Current price: 1.1465. The price is sitting below the daily MA20 (1.1480), and the 4-hour chart is respecting a bearish MA60 < MA200 structure. I think the real battle starts if the pair breaks 1.1436. If it does, the 1.1310 target is very much in play, aligning with a 2.20:1 risk-reward on shorts.

  • Short Bias (Preferred): 1.1455 – 1.1475 entry, stop above 1.1535, take profit at 1.1310.

  • Long (Countertrend): Not recommended given the bearish consensus, but if you must, keep it tight with a stop below 1.1410.


  • The risk to this view is a big miss in the PCE data. That could squeeze shorts back towards 1.1550.
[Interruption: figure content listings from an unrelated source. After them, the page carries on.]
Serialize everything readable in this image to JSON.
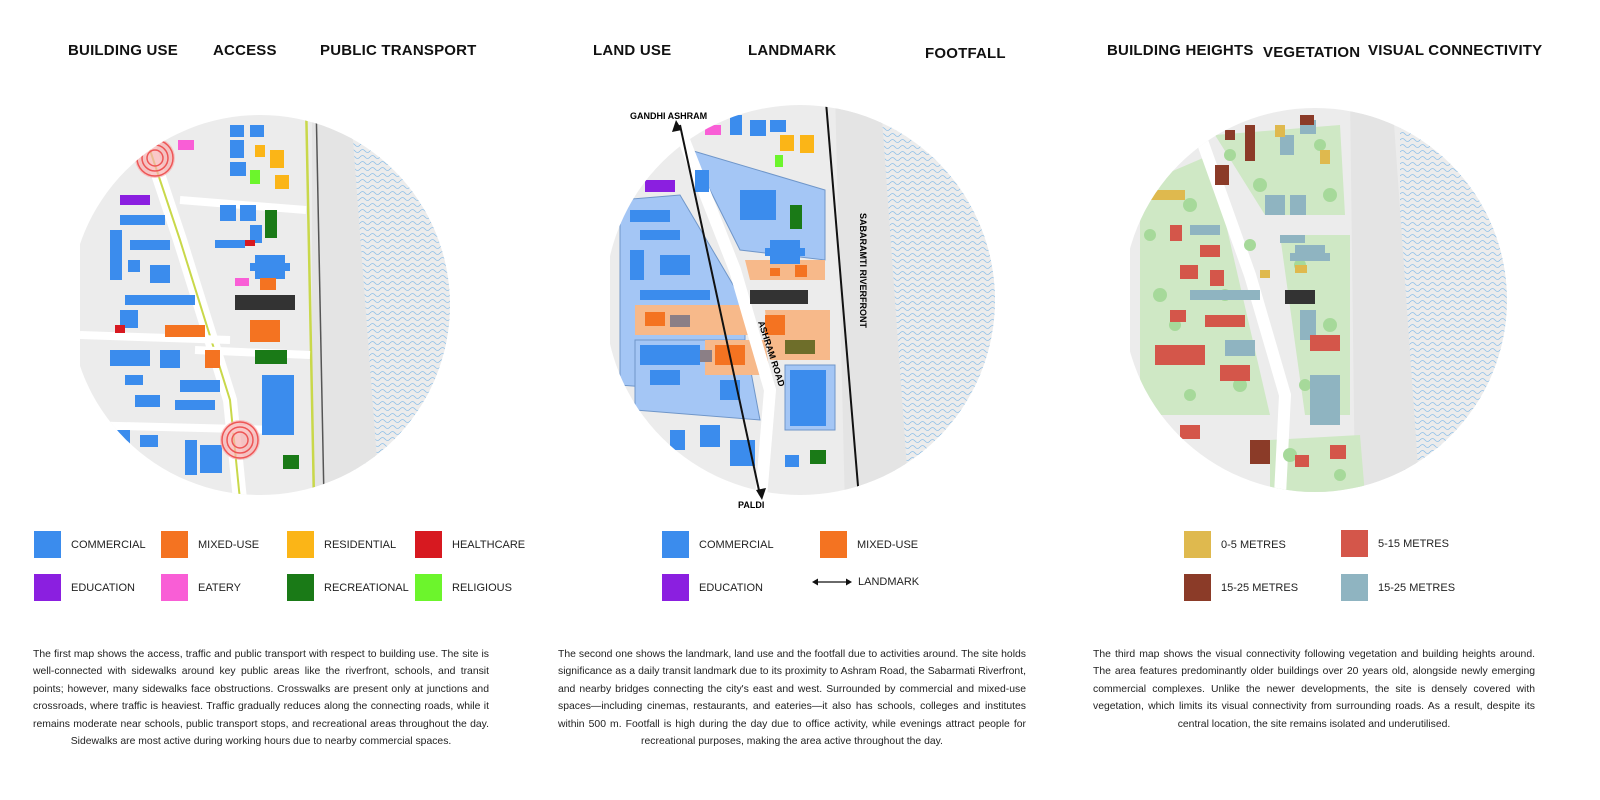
{
  "panels": [
    {
      "headers": [
        "BUILDING USE",
        "ACCESS",
        "PUBLIC TRANSPORT"
      ],
      "legend": [
        {
          "label": "COMMERCIAL",
          "color": "#3b8ced"
        },
        {
          "label": "MIXED-USE",
          "color": "#f47321"
        },
        {
          "label": "RESIDENTIAL",
          "color": "#fbb517"
        },
        {
          "label": "HEALTHCARE",
          "color": "#d71920"
        },
        {
          "label": "EDUCATION",
          "color": "#8b1fe0"
        },
        {
          "label": "EATERY",
          "color": "#f95ed6"
        },
        {
          "label": "RECREATIONAL",
          "color": "#1a7a17"
        },
        {
          "label": "RELIGIOUS",
          "color": "#6cf52c"
        }
      ],
      "description": "The first map shows the access, traffic and public transport with respect to building use. The site is well-connected with sidewalks around key public areas like the riverfront, schools, and transit points; however, many sidewalks face obstructions. Crosswalks are present only at junctions and crossroads, where traffic is heaviest. Traffic gradually reduces along the connecting roads, while it remains moderate near schools, public transport stops, and recreational areas throughout the day. Sidewalks are most active during working hours due to nearby commercial spaces."
    },
    {
      "headers": [
        "LAND USE",
        "LANDMARK",
        "FOOTFALL"
      ],
      "map_labels": {
        "north": "GANDHI ASHRAM",
        "south": "PALDI",
        "road": "ASHRAM ROAD",
        "river": "SABARAMTI RIVERFRONT"
      },
      "legend": [
        {
          "label": "COMMERCIAL",
          "color": "#3b8ced"
        },
        {
          "label": "MIXED-USE",
          "color": "#f47321"
        },
        {
          "label": "EDUCATION",
          "color": "#8b1fe0"
        },
        {
          "label": "LANDMARK",
          "icon": "double-arrow-icon"
        }
      ],
      "description": "The second one shows the landmark, land use and the footfall due to activities around. The site holds significance as a daily transit landmark due to its proximity to Ashram Road, the Sabarmati Riverfront, and nearby bridges connecting the city's east and west. Surrounded by commercial and mixed-use spaces—including cinemas, restaurants, and eateries—it also has schools, colleges and institutes within 500 m. Footfall is high during the day due to office activity, while evenings attract people for recreational purposes, making the area active throughout the day."
    },
    {
      "headers": [
        "BUILDING HEIGHTS",
        "VEGETATION",
        "VISUAL CONNECTIVITY"
      ],
      "legend": [
        {
          "label": "0-5 METRES",
          "color": "#dfb94e"
        },
        {
          "label": "5-15 METRES",
          "color": "#d4564a"
        },
        {
          "label": "15-25 METRES",
          "color": "#8b3b28"
        },
        {
          "label": "15-25 METRES",
          "color": "#8fb4c1"
        }
      ],
      "description": "The third map shows the visual connectivity following vegetation and building heights around. The area features predominantly older buildings over 20 years old, alongside newly emerging commercial complexes. Unlike the newer developments, the site is densely covered with vegetation, which limits its visual connectivity from surrounding roads. As a result, despite its central location, the site remains isolated and underutilised."
    }
  ]
}
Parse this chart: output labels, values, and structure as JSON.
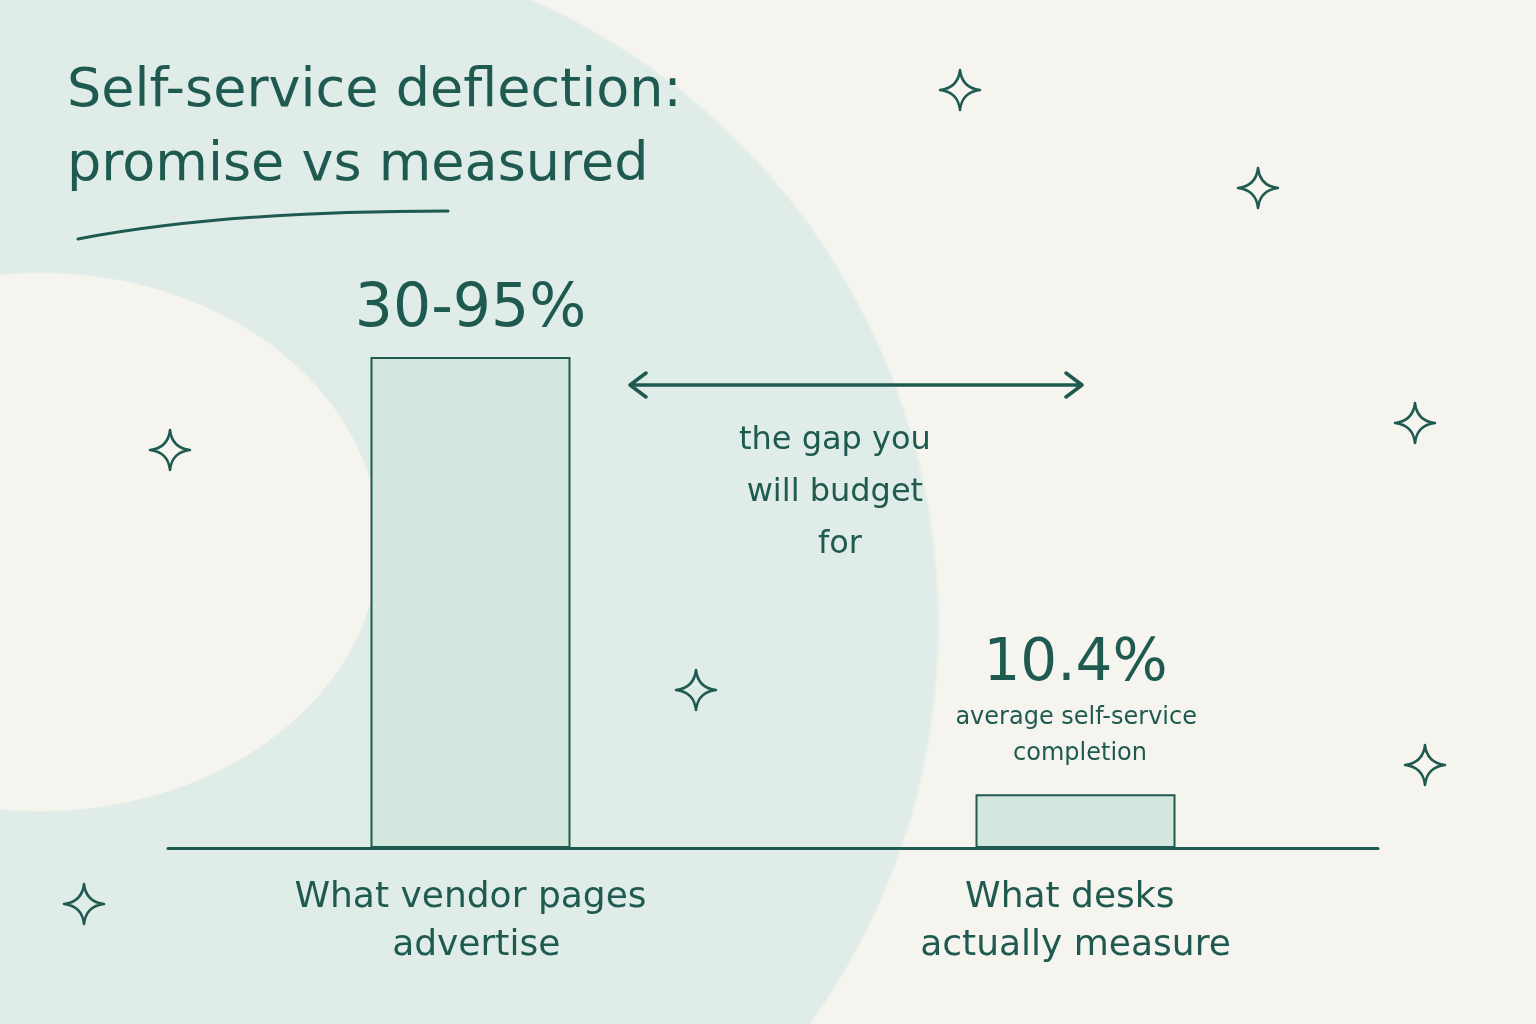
{
  "chart_data": {
    "type": "bar",
    "title": "Self-service deflection:\npromise vs measured",
    "categories": [
      "What vendor pages advertise",
      "What desks actually measure"
    ],
    "values": [
      95,
      10.4
    ],
    "value_labels": [
      null,
      "10.4%"
    ],
    "color": "#d3e7df",
    "annotations": [
      "the gap you will budget for",
      "average self-service completion",
      "30-95%"
    ],
    "tick_labels": "x",
    "grid": false
  }
}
    GBP/USD: Still the Most Overvalued G10 Currency



    Current price: 1.3235. Goldman Sachs called this out a few weeks ago, and I agree with their view that Brexit has structurally reduced GBP fair value by about 6%. UK PM Starmer is also facing political headwinds, which only adds to the uncertainty.

    From a technical perspective, the daily MA60 at 1.3185 is the first line of defense for the bulls. A break below that opens the door to 1.3050.

  • Short Bias: 1.3220 – 1.3245 entry, stop above 1.3305, take profit at 1.3050.


  • XAU/USD: My Contrarian View on Gold



    The consensus is bearish on gold heading into PCE. Everyone expects the 3.4% inflation print to send gold lower. I also lean short, but I want to highlight the marginal risk here: if the actual PCE prints below 3.3%, the reaction in gold could be explosive to the upside.

    On a technical level, using the revised technical report, the optimal short setup is:

  • Short Bias: 4195 – 4205 entry, stop at 4240, take profit at 4120 (2.00:1 risk-reward).


  • My own view is that, at 4200, the risk-reward for a short is decent, but I'd be very cautious about hitting that 4120 target if equities hold up. If banks are buying BTC ETFs and risk assets remain supported, gold might not fall as hard as the models suggest.

    Conclusion



    The dollar remains in control, but the positioning extremes in the yen and cautious pre-PCE stance suggest volatility is coming. Focus on short setups in EURUSD and GBPUSD, but if you're trading USDJPY, consider fading the retail crowd with a tight stop – the contrarian play is in play.

    I’ve cross-checked all levels with the latest data from CFTC, Bloomberg Terminal, and the full technical reports. All cited data sources are publicly available.